A Yandex spokesperson declined to comment on moves from third parties regarding the use of its services, and that company would not offer an assessment on the future of its domestic and international businesses. In addition, the status of a self-driving car pilot in Michigan was unclear at the time of publication.

“Right now, this isn’t about business,” a Yandex spokesperson said.

“We’re protecting and providing services that tens of millions of people living in Russia need, such as electricity, running water, and a functioning internet.

“Taxis need to be able reach their destinations, and groceries need to be delivered. Infrastructure needs to function. Our primary goal is to ensure continued access to and operation of those services.”

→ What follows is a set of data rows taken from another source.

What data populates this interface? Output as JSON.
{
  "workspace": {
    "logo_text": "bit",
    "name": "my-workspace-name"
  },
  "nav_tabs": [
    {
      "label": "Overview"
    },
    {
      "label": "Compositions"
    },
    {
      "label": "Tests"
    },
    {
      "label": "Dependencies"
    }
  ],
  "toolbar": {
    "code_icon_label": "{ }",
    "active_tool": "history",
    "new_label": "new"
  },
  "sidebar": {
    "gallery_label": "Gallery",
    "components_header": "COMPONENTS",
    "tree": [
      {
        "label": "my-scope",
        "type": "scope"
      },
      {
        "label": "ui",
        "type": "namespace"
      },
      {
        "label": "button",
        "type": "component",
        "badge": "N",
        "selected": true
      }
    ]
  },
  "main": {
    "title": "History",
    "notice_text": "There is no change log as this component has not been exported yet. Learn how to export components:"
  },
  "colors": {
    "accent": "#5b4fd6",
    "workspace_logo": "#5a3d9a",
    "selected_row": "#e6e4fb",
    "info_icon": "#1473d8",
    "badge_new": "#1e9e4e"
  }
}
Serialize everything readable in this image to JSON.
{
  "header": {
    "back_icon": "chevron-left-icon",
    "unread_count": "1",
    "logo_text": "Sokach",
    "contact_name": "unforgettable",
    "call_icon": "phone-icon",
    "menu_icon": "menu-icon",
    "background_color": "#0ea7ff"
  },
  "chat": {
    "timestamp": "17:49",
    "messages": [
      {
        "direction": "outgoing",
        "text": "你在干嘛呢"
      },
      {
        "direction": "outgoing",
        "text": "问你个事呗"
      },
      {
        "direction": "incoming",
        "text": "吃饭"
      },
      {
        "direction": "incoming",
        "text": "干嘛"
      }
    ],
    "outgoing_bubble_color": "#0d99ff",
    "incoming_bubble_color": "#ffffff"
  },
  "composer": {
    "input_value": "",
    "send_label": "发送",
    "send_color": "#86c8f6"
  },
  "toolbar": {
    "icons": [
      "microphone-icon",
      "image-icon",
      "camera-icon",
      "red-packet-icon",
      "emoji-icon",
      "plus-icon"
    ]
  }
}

The company has yet to make a public statement on the war, though its executive director Tigran Khudaverdyan wrote on Facebook, in response to staff comments, that the situation was “unbearable” and “monstrous”.

The crumbling stock price and value of the rouble meant many in the company’s 18,000 strong workforce, who receive a large amount of compensation via equity, were in a state of near “panic”, said the senior figure at the company.

Insiders said Russia’s actions were causing anguish among employees who, mirroring Silicon Valley giants it has sought to emulate, skewed young and globally minded.

“I consider the company’s actions a crime and complicity in war and murders and I don’t want to be a part of it,” wrote Ruslan Musaev, a Yandex project manger, announcing his resignation with a post in Russian on Facebook.

Musaev was one of several Yandex workers publicly denouncing their employer, with a focus on the selection of news items the Yandex algorithms give prominence to on its most-trafficked pages.

Lev Gershenzon, a former head of news at Yandex, told the FT that while Yandex was not a state broadcaster, its news filters were amplifying a Kremlin-sanctioned message to tens of millions of people each day, giving an inaccurate picture of the reality in Ukraine.